To develop fitness, SRS riders do a lot of rising trot without stirrups. In the very beginning, they are allowed to hold the saddle with one hand. But after a short period, they must always ride without holding on.
Another valuable fitness tool at the SRS is vaulting exercises. Riders must vault on and off the horse in all three gaits. They sit sideways and then facing backward on the horse in all three gaits. They also perform scissor kicks (clicking their heels together over the horse’s rump) at the canter. Hausberger stressed that agility is especially put to the test because the Eleves perform all the exercises in full formal gear–tall boots, jacket and tri-cornered hat. Hausberger admits that even good riders sometimes fall off during the vaulting exercises. It’s all part of the process of becoming better.
The third phase of each lesson consists of exercises to “sophisticate” the seat: Transitions within and between gaits play a big role here. Without his stirrups or reins, the rider demonstrates walk-canter-walk transitions, for example. He also rides transitions within each gait, from working to medium to extension and back to a working pace.
Hausberger points out that when a rider is able to demonstrate these exercises without his reins, he begins to acquire the standards of classical riding that the SRS strives to maintain. The trainer constantly corrects a rider’s position throughout each session. For example, if one of his sides is dominant and his shoulder rolls forward on that side, the trainer may ask him to go in sitting trot with the dominant hand behind his back and the other hand in the rein position. After a few minutes of this correction, they will carry on with the regular work again.
The Value of Longeing the Rider
In the final stages of the first three years, the Eleve spends his time on the longe line using the reins, and he is taught to execute all the movements of advanced dressage, except for the airs above the ground. While still on the longe, he performs half pirouettes, counter canter, flying changes, piaffe and passage and all lateral movements.
Hausberger says it is important at this stage to have an older, experienced horse that is forgiving of rider mistakes. Once that work is completely mastered, the rider is no longer required to have longe lessons. However, it is an SRS rider’s duty to keep his seat honed. Hausberger says even advanced riders longe each other from time to time to ensure no bad habits have cropped up. “There is always the possibility for this,” he says. “For instance, when I have a problem with balance or independence, I ask a colleague to longe me.”
Hausberger says American riders in his clinics are waking up to the value of longe lessons.
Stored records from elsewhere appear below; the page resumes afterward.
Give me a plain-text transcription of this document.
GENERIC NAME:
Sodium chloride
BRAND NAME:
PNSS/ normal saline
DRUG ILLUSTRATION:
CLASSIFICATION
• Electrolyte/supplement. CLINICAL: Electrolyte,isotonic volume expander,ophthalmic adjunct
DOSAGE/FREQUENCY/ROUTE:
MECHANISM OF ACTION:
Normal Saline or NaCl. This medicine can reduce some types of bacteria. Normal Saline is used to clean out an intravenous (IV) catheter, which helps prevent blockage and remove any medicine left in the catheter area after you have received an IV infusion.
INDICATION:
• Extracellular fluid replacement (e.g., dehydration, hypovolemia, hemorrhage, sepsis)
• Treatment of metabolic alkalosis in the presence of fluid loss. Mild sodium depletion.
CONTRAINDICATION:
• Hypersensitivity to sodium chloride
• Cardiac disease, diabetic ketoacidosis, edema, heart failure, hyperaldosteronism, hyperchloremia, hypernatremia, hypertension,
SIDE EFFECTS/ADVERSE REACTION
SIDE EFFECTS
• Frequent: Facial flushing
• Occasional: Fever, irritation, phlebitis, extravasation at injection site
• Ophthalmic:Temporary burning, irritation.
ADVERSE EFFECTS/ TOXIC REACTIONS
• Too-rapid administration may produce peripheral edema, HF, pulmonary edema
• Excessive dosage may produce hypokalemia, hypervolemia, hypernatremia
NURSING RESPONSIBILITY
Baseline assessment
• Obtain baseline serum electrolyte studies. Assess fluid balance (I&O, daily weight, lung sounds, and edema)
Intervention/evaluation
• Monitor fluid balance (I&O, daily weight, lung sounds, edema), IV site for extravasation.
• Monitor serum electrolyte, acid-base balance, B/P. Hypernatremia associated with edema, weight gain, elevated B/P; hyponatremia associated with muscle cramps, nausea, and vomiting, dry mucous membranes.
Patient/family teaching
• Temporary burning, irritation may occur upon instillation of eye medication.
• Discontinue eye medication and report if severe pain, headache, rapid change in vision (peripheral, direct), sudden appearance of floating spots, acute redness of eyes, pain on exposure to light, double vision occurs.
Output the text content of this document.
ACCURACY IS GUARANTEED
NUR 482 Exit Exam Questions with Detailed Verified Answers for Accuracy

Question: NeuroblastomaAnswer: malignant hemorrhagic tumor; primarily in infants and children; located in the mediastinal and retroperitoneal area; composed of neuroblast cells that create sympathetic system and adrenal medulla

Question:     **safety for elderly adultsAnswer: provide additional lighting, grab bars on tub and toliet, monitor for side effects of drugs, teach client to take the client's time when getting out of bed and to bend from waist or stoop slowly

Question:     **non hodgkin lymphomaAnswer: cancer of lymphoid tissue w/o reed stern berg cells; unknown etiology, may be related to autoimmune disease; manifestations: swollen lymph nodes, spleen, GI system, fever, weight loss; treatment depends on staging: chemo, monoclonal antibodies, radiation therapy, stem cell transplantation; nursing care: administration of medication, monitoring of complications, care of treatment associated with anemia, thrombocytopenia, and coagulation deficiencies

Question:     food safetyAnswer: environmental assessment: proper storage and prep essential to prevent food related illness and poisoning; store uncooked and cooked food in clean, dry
He says many clinic participants are excited to be put on the longe line at his suggestion. He encourages them to continue with longe lessons with their home instructors, though he admits that riders are at a disadvantage when they ride so much on their own without a formal school structure. Even without the formality of the SRS program, an occasional longe lesson is invaluable for riders, he says. Above all, it allows them to work on their athleticism, which is the crux of a good riding position and influence over the horse. It gives them a way to isolate exercises that improve coordination, agility and balance–necessary tools for all riders.
Andreas Hausberger has been with the Spanish Riding School since his acceptance as a 19-year-old student in 1984. He grew up outside Vienna, Austria, and learned to ride at an early age on his parents’ Haflinger farm. He has trained the South African national team and teaches clinics in Australia and the United States.